Liner notes were very fashionable before folks started downloading music from the Internet. These were summaries of songs often written by a music critic, tucked into the sleeve of a vinyl record. You essentially read them to get one person’s take on why the album was worth listening to.

With this assignment, I’ll get one student’s take on the plot in the book and how it dovetails with our interest in the “grand expectations” of Americans during the postwar period. Fortunately, my other half, who is also a historian, is a thrift store shopper and he once found a bunch of cassettes for very cheap. Some were blank. Some have classical music. The students will record over that music or use some of it. So far, we’ve collected four boom boxes that they must check out. Yes, this will be totally old school. They will record from the radio or from cassette tapes or CDs. There are no real parameters other than being aware that I should not hear or read anything they would not share with their parents or grandparents (who are probably my age).

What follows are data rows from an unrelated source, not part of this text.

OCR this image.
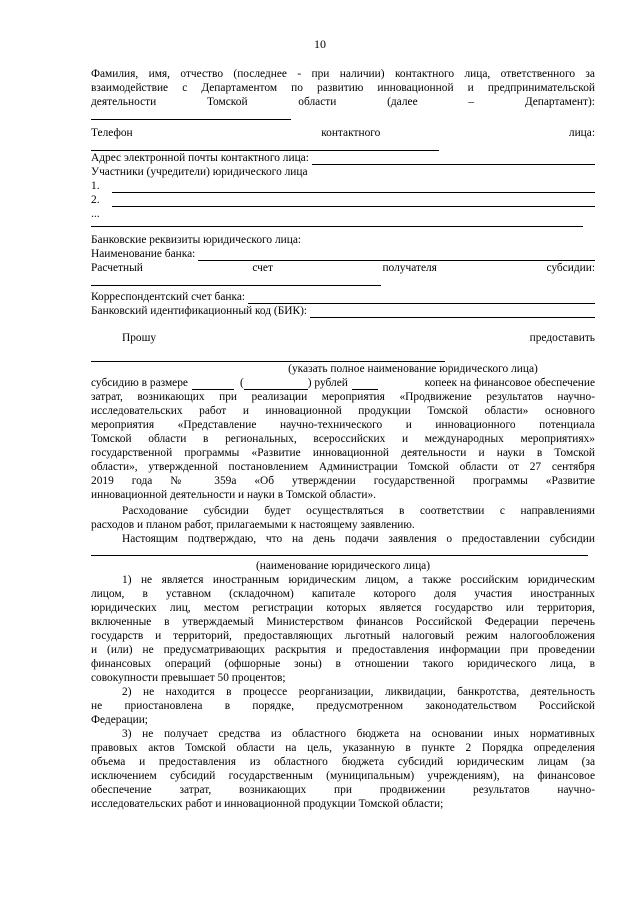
10

Фамилия, имя, отчество (последнее - при наличии) контактного лица, ответственного за

взаимодействие с Департаментом по развитию инновационной и предпринимательской

деятельности	Томской	области	(далее	–	Департамент):
Телефон	контактного	лица:
Адрес электронной почты контактного лица:

Участники (учредители) юридического лица

1.
2.

...

Банковские реквизиты юридического лица:

Наименование банка:
Расчетный	счет	получателя	субсидии:
Корреспондентский счет банка:
Банковский идентификационный код (БИК):
Прошу	предоставить

(указать полное наименование юридического лица)

субсидию в размере	(	) рублей	копеек на финансовое обеспечение

затрат, возникающих при реализации мероприятия «Продвижение результатов научно-

исследовательских работ и инновационной продукции Томской области» основного

мероприятия «Представление научно-технического и инновационного потенциала

Томской области в региональных, всероссийских и международных мероприятиях»

государственной программы «Развитие инновационной деятельности и науки в Томской

области», утвержденной постановлением Администрации Томской области от 27 сентября

2019 года № 359а «Об утверждении государственной программы «Развитие

инновационной деятельности и науки в Томской области».

Расходование субсидии будет осуществляться в соответствии с направлениями

расходов и планом работ, прилагаемыми к настоящему заявлению.

Настоящим подтверждаю, что на день подачи заявления о предоставлении субсидии

(наименование юридического лица)

1) не является иностранным юридическим лицом, а также российским юридическим

лицом, в уставном (складочном) капитале которого доля участия иностранных

юридических лиц, местом регистрации которых является государство или территория,

включенные в утверждаемый Министерством финансов Российской Федерации перечень

государств и территорий, предоставляющих льготный налоговый режим налогообложения

и (или) не предусматривающих раскрытия и предоставления информации при проведении

финансовых операций (офшорные зоны) в отношении такого юридического лица, в

совокупности превышает 50 процентов;

2) не находится в процессе реорганизации, ликвидации, банкротства, деятельность

не приостановлена в порядке, предусмотренном законодательством Российской

Федерации;

3) не получает средства из областного бюджета на основании иных нормативных

правовых актов Томской области на цель, указанную в пункте 2 Порядка определения

объема и предоставления из областного бюджета субсидий юридическим лицам (за

исключением субсидий государственным (муниципальным) учреждениям), на финансовое

обеспечение затрат, возникающих при продвижении результатов научно-

исследовательских работ и инновационной продукции Томской области;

What challenges does this course present?

There are a lot of challenges. When I first taught it last spring, it was mostly a writing course. In other words, it was a way to fulfill the research requirement for history majors (We call it the HY 430). This time around, it will be a lecture course. I obviously can’t lecture for 2.5 hours. I will often feel like a deejay, playing music and videos and movies and talking and hoping technology is my friend. I will always have backups just in case something doesn’t work. Of course, sound is an issue. What’s the point of playing music if it sounds awful?

If nothing else, we can always take it to the Quad with a boom box.

Will you introduce anything new this fall?

The mixtape is new. Last semester, they didn’t have to do that because, again, the course was focused on writing a research paper. As a means of attracting new history majors, I may ask students in my “American Civilization to 1865” course to make a similar playlist for that window of modern life. The course opens with a simple question: where does “American” civilization begin? Do we start with the Paleoindians, who supposedly walked across the Bering Strait thousands of years ago, or do we start with the Europeans or indigenous people?

I always find it useful to ask students to pay attention to motivation. What makes us move through space? Who moves willingly and for what reasons?

So what does a playlist about movement look like?

Well, it could be very funny. I am already intrigued by this “running man” dance craze. Maybe I can find an animator to make Christopher Columbus do the running man. Think about why music is played in Bryant-Denney. When I was a kid, only the band played, but now, popular music is used to rev up the fans and players. It would be so cool if we could get everyone in Bryant-Denny to do the running man. I may ask the “Bebop to Hip Hop” students to do it for sure. What have Americans been running to and from and for what reasons and for how long? That would be a great question to historicize.